Democratic Progressive Party, Pandemic and Independence: The Mobilizing Strategies of the Government of Taiwan
While Chiang Wan-an is using history in his election campaign, his main opponent, Chen Shih-chung of the Democratic Progressive Party (DPP), is running a radically different campaign. Chen Shih-chung, a dentist by profession, has been involved with DPP for decades. He held various non-legislative posts within the party, eventually rising to the post of health minister in the current administration of President Tsai Ing-wen. The generally relatively low-profile position of health minister catapulted Chen into a prominent position when the pandemic hit.  As such, the DPP’s electoral strategy focuses on how the government handled the pandemic, keeping the rate of new cases low and ensuring better levels of freedom for the local population while the world was in lockdown.
Another crucial point of the DPP electoral strategy is the preservation of democracy and progressivism. One example of how the DPP tries to do this is through policies that separate Taiwan from the repressive regime in China: parallel to the municipal elections, the people of Taiwan must pronounce themselves on the question of whether or not to lower the vote. legal age from 20 to 18 years. This referendum is, in my opinion, very useful for the DPP, as a way of distancing the political system from that of China, showing suffrage as an important issue in Taiwan’s political system. As a progressive party, the DPP believes that youth activity is important in promoting generational equality.
Despite the party’s fight for democracy and its rejection of rapprochement with mainland China, DPP voters are not free from the influence of the Chinese Communist Party. China makes use of platforms, such as YouTube, to spread disinformation campaigns related to various conspiracy theories, or with the intention of generating polarization on the island. In addition to this method, and as I mentioned earlier, the electoral candidates themselves are supported according to their vision of the bilateral relations between mainland China and Taiwan.  An example is that of Han Kuo-yu. In 2018, Han Kuo-yu was elected as the KMT candidate in Kaohsiung, the second largest city in Taiwan. Shortly after the election, Han visited mainland China, where the DPP accused him of espousing the “One China, Two Systems” model.
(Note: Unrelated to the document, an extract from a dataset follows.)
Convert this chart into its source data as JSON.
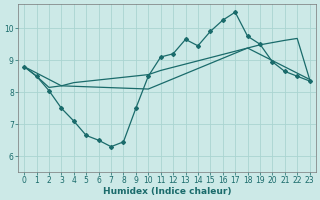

In 2019, Han became a presidential candidate and showed his intentions by promoting a policy of closer ties with mainland China. Despite his defeat, Han is an example of how pro-China ideologies can easily become popular in Taiwan when the Chinese Communist Party endorses them.
Municipal elections in Taiwan, contrary to what it may seem at first, are not just about infrastructure maintenance, urban management or municipal organization. China seeks to have its influence at the municipal level, since the presidency of Taipei, as a rule, serves as a springboard to the presidency of the Republic. In the current framework of relations with the United States, China sees its influence on Taiwan’s domestic politics as the only way to achieve what it wants.